Because we recognize that our committed supporters care about the financial responsibility of the organizations they support, we wanted to share a joint statement released this week by the leaders of the three principal organizations that monitor and rate nonprofit effectiveness.
The open letter to America’s donors signed by the CEOs of GuideStar, Charity Navigator and BBB Wise Giving Alliance marks the beginning of a campaign to correct the common misconception that overhead — the percentage of a charity’s expenses that go to administrative and fundraising costs — should be the sole measure of nonprofit performance. Studies from Indiana University’s Center on Philanthropy, the National Center on Charitable Statistics at the Urban Institute and the Bridgespan Group back up this statement.
In response to donor expectations and funder requests, the nonprofit sector, which all three organizations provide information to and about, has often erroneously focused too heavily on overhead over the past few decades, which has prevented some nonprofits from investing in themselves as enterprises and created what the Stanford Social Innovation Review calls “The Nonprofit Starvation Cycle.”
According to the letter, “Overhead costs include important investments charities make to improve their work: investments in training, planning, evaluation, and internal systems — as well as their efforts to raise money so they can operate their programs. When we focus solely or predominantly on overhead … we starve charities of the freedom they need to best help the people and communities they are trying to serve.”
The message isn’t new, but this is the first time the three nonprofit reporting organizations are working together to make the public aware of all the important factors in charity accountability.
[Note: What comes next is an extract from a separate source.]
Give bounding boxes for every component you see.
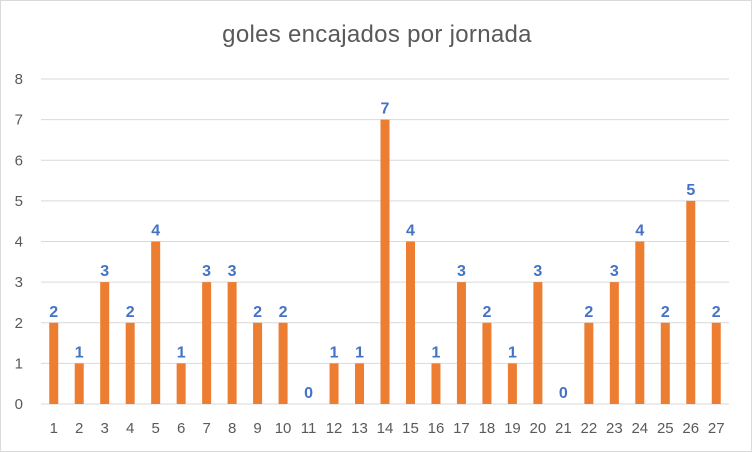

“All three of our organizations — BBB Wise Giving Alliance as well as Charity Navigator and GuideStar — have been speaking publicly but separately for some time about the need to shift the conversation from overhead to impact and broad accountability standards,” said Art Taylor, president and CEO of BBB Wise Giving Alliance.
“Through this campaign, we want to encourage donors to give with their heads as well as their hearts, and consider the whole picture when determining which charities to support,” added Jacob Harold, president and CEO of GuideStar. “As we wrote in our open letter to donors: ‘The people and communities served by charities don’t need low overhead, they need high performance.’”
Ken Berger, president and CEO of Charity Navigator, noted, “A one-dimensional focus on overhead is not the right way to assess a charity’s performance. We believe that for a donor to correctly assess a charity, the organization must be viewed on three dimensions: its financial health (not just overhead), its governance practices and the results of its work.”